GET https://api.twitter.com/1.1/trends/place.json?id=2381475

[
    {
        "trends": [
            {
                "name": "Jeezy",
                "url": "http://twitter.com/search?q=Jeezy",
                "promoted_content": null,
                "query": "Jeezy",
                "tweet_volume": 42661
            },
            {
                "name": "Embiid",
                "url": "http://twitter.com/search?q=Embiid",
                "promoted_content": null,
                "query": "Embiid",
                "tweet_volume": 56065
            },
            {
                "name": "Roberson",
                "url": "http://twitter.com/search?q=Roberson",
                "promoted_content": null,
                "query": "Roberson",
                "tweet_volume": 15400
            },
            {
                "name": "#LivePD",
                "url": "http://twitter.com/search?q=%23LivePD",
                "promoted_content": null,
                "query": "%23LivePD",
                "tweet_volume": 16908
            },
            {
                "name": "Russ",
                "url": "http://twitter.com/search?q=Russ",
                "promoted_content": null,
                "query": "Russ",
                "tweet_volume": 38797
            },
            ...
        ],
        "as_of": "2017-12-16T04:17:41Z",
        "created_at": "2017-12-16T04:15:44Z",
        "locations": [
            {
                "name": "Cleveland",
                "woeid": 2381475
            }
        ]
    }
]

You're not limited to just requesting data either. There are plenty of API endpoints that allow you to create something too. For example, you could create a new list.

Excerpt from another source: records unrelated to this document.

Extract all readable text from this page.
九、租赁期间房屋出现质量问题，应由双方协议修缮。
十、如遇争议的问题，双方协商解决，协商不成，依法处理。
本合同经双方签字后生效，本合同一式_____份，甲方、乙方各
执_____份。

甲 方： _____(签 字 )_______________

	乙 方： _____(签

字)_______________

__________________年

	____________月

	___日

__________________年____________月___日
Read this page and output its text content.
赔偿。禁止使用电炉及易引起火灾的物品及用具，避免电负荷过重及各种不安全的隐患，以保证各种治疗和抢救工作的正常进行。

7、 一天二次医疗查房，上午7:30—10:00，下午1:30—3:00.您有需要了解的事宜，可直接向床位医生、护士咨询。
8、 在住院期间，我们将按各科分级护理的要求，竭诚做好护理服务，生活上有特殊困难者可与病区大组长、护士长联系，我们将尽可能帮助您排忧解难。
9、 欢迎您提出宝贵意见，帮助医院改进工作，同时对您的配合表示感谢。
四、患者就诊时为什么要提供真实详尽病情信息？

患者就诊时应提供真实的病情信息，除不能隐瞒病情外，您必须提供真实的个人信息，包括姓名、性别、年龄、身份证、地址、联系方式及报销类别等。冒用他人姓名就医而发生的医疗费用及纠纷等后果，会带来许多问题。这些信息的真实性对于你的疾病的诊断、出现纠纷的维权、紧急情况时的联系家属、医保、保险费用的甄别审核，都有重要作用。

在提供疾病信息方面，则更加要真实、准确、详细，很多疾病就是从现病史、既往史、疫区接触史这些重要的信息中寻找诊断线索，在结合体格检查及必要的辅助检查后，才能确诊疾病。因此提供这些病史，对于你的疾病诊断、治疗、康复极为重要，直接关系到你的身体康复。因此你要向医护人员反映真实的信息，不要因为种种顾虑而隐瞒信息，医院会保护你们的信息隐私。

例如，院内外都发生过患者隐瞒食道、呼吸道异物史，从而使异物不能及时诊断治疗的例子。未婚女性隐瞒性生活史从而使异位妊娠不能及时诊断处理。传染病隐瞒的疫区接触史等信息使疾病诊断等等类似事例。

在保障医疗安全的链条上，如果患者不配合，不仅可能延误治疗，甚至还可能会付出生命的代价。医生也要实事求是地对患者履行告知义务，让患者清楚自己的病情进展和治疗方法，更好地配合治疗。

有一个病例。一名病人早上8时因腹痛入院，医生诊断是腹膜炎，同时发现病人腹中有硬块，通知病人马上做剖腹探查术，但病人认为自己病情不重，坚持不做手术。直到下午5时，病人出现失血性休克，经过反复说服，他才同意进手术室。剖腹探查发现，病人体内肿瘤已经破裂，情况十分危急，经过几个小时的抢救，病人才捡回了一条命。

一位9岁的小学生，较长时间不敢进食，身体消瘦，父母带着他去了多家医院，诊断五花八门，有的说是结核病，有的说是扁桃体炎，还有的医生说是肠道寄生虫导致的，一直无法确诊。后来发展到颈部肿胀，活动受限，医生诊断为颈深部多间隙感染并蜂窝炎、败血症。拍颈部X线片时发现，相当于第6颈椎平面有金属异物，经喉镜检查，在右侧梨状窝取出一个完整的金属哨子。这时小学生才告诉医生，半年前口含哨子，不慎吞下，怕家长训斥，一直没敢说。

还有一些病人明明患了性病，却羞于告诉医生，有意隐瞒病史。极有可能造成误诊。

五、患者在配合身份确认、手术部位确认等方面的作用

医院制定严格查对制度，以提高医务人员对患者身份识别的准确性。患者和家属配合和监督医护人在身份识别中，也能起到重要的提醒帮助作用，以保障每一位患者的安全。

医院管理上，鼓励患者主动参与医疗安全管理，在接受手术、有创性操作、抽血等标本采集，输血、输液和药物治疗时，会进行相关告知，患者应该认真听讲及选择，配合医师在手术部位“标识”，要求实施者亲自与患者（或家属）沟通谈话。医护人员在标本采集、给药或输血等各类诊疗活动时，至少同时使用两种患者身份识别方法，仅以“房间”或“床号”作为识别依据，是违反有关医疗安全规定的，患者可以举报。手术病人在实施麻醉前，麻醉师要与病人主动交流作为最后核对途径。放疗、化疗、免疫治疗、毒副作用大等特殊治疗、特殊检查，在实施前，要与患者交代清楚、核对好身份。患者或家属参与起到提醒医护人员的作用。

POST https://api.twitter.com/1.1/lists/create.json?name=Public Figures&description=Politics, celebrities, whatever...

{
    "id": 941910108359086080,
    "id_str": "941910108359086080",
    "name": "Public Figures",
    "uri": "/GrantWinney/lists/public-figures",
    "subscriber_count": 0,
    "member_count": 0,
    "mode": "public",
    "description": "Politics, celebrities, whatever...",
    "slug": "public-figures",
    "full_name": "@GrantWinney/public-figures",
    "created_at": "Sat Dec 16 05:57:24 +0000 2017",
    "following": false,
    "user": {
        ...
    }
}

twitter_api_create_list

If you'd like to develop an application in a particular language to take advantage of the API, Twitter has a list of libraries that'll get you started.

Problems

If you get an error like this one, even though some requests are making it through, double-check the request and parameters. While experimenting I'd sometimes get a more specific error, but I saw this one quite a few times when I'd added invalid query parameter names or invalid values for valid names.

{
    "errors": [
        {
            "code": 32,
            "message": "Could not authenticate you."